Undiagnosed HIV-positive men are currently estimated to contribute as much as 63% (49–80%) of onward transmissions, but only 19% (11–30%) are from those with CD4+ below 350 cells/μl, whereas 47% (36–59%) are from MSM with higher CD4+ cell counts. The current PAF of diagnosed men, including those on ART, is, on the contrary, considerably less, with around 44% (24–60%), although its contribution becomes more apparent as the epidemic progresses [from a PAF of 28% (17–41%) in 2001–2002 to 46% (26–61%) in 2019–2020]. Moreover, the average number of men living with undiagnosed HIV (7853) at any point in time is approximately four times smaller than that of diagnosed HIV (31 369), which clearly highlighted the importance of undiagnosed men in driving further HIV transmission in UK MSM.
The HIV epidemic in UK MSM is driven mainly by untreated men with 2014–2015 PAF of 85% (78–92%). However, an increased proportion of treated men due to widespread use of ART leads to a decline over time in the PAF of untreated men, whereas the PAF of treated men continues to increase, from 11% (5–18%) in 2001–2002 to 20% (11–28%) in 2019–2020. The PAF ratio of the untreated is more than 11-fold greater than that of ART-treated men (Table 3), which is influenced by a relatively small number of untreated men (12 884) in comparison to those on treatment (26 585).

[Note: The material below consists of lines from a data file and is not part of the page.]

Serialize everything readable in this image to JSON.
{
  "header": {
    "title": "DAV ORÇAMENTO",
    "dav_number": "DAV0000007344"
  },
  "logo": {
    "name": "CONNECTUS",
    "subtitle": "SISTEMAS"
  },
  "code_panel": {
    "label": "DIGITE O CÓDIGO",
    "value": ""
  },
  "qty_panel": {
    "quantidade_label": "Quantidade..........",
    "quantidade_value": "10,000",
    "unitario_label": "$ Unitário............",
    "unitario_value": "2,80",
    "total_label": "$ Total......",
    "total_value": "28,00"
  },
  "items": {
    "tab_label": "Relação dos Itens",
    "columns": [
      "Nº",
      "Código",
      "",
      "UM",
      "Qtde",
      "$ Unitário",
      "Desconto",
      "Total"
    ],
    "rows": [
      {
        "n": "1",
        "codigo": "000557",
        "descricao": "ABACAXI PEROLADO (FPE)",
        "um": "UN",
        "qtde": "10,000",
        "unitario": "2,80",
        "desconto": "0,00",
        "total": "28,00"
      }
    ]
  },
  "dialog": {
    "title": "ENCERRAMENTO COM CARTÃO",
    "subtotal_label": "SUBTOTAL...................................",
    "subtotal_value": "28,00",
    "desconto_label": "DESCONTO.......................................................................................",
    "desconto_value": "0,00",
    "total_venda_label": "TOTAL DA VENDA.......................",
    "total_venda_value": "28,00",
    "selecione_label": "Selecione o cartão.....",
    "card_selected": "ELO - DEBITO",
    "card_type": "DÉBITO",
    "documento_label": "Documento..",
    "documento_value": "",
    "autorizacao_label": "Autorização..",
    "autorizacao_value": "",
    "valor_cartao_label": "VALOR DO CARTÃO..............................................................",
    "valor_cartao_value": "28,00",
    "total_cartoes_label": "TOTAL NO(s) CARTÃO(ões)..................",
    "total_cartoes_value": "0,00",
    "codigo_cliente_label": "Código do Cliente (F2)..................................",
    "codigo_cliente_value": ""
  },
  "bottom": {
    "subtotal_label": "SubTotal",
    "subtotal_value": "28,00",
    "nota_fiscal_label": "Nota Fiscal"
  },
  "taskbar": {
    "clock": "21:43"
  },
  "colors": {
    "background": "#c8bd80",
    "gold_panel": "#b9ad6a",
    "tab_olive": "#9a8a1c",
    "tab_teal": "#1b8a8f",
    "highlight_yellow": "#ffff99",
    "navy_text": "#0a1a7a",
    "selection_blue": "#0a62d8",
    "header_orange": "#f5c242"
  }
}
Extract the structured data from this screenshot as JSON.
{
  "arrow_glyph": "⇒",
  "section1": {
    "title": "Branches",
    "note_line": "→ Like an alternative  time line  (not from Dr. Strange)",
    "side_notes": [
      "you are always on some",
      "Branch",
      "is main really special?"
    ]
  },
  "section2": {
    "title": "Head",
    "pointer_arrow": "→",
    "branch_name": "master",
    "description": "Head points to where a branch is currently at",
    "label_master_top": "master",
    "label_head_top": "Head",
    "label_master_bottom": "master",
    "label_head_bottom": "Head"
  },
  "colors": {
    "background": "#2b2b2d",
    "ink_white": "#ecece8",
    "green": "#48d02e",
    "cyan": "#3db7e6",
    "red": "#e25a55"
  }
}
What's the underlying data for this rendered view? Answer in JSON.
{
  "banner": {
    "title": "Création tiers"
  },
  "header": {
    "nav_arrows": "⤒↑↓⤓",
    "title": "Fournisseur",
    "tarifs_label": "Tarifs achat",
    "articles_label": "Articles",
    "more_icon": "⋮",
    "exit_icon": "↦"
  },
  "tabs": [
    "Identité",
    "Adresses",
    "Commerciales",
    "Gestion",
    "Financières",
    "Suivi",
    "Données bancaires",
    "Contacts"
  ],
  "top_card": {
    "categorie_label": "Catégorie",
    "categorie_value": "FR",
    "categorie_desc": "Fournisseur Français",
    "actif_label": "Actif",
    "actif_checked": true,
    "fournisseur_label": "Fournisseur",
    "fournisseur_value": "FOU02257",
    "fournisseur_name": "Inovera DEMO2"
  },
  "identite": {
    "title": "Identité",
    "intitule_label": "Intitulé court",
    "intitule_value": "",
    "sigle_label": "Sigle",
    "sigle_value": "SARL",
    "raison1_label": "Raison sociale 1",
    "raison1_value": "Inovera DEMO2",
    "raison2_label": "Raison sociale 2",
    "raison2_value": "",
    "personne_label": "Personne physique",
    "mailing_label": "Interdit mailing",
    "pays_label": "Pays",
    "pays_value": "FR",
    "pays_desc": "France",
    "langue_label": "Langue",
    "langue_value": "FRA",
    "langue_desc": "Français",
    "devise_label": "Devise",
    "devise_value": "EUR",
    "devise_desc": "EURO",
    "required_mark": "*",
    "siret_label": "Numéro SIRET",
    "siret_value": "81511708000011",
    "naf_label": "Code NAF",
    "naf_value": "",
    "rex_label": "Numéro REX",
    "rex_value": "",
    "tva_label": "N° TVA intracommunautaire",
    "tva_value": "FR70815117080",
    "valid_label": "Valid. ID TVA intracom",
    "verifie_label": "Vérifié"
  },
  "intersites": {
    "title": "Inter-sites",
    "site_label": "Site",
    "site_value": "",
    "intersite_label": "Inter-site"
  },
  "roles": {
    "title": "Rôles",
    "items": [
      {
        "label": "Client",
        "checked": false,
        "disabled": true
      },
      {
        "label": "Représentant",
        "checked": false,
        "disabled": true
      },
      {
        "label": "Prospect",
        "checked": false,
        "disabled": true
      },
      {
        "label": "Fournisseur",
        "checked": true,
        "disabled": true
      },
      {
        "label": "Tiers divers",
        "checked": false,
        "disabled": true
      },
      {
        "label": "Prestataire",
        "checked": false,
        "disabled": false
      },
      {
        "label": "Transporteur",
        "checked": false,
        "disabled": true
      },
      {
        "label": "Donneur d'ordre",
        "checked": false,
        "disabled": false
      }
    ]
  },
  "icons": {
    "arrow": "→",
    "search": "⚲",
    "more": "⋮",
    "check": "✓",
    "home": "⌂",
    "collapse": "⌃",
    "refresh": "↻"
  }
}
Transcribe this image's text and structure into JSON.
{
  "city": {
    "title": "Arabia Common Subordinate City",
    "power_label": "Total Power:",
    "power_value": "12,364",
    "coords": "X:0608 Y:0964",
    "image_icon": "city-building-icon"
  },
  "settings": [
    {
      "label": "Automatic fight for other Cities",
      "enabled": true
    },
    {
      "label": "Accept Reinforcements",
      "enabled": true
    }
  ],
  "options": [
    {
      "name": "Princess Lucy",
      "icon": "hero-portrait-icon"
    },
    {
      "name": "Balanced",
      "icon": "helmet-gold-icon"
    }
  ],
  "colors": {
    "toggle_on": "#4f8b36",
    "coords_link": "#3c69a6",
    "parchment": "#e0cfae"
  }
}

HIV transmission within repeat sexual partnerships accounts for almost all infections among MSM in the United Kingdom, with a current PAF of 90% (87–93%). The one-off partnership, on the contrary, is estimated to contribute substantially less with a PAF of 17% (12–24%), but this is accounted for by a small group of individuals engaging in one-off partnerships (885) in comparison with a large number of men having repeat sexual partners (15 350). The 2014–2015 PAF of repeat sexual partnerships dropped to 69% (63–74%) and to 23% (19–29%) if we consider only repeat sexual partners of high-activity and low-activity MSM, respectively.
Age and sexual activity groups
HIV-positive MSM aged 15–34 years contribute considerably more to HIV transmission than those aged 35–64 years with 2014–2015 PAFs of 62% (47–74%) and 44% (32–59%), respectively, although most HIV-positive MSM were in the older group (14 781 vs. 24 622). For sexual activity levels, the majority of new infections [current PAF of 80% (70–87%)] are associated with the high-activity MSM, who account for only 40% of all MSM in the model. This can be explained by their high-risk behaviours and the fact that HIV is highly prevalent within this group (22 231) compared to low-activity men (17 272). The PAFs of high-activity men as well as MSM aged 15–34 years remain consistent over the three analysis periods, suggesting their key role in consistently driving HIV transmission in the population of MSM in the United Kingdom.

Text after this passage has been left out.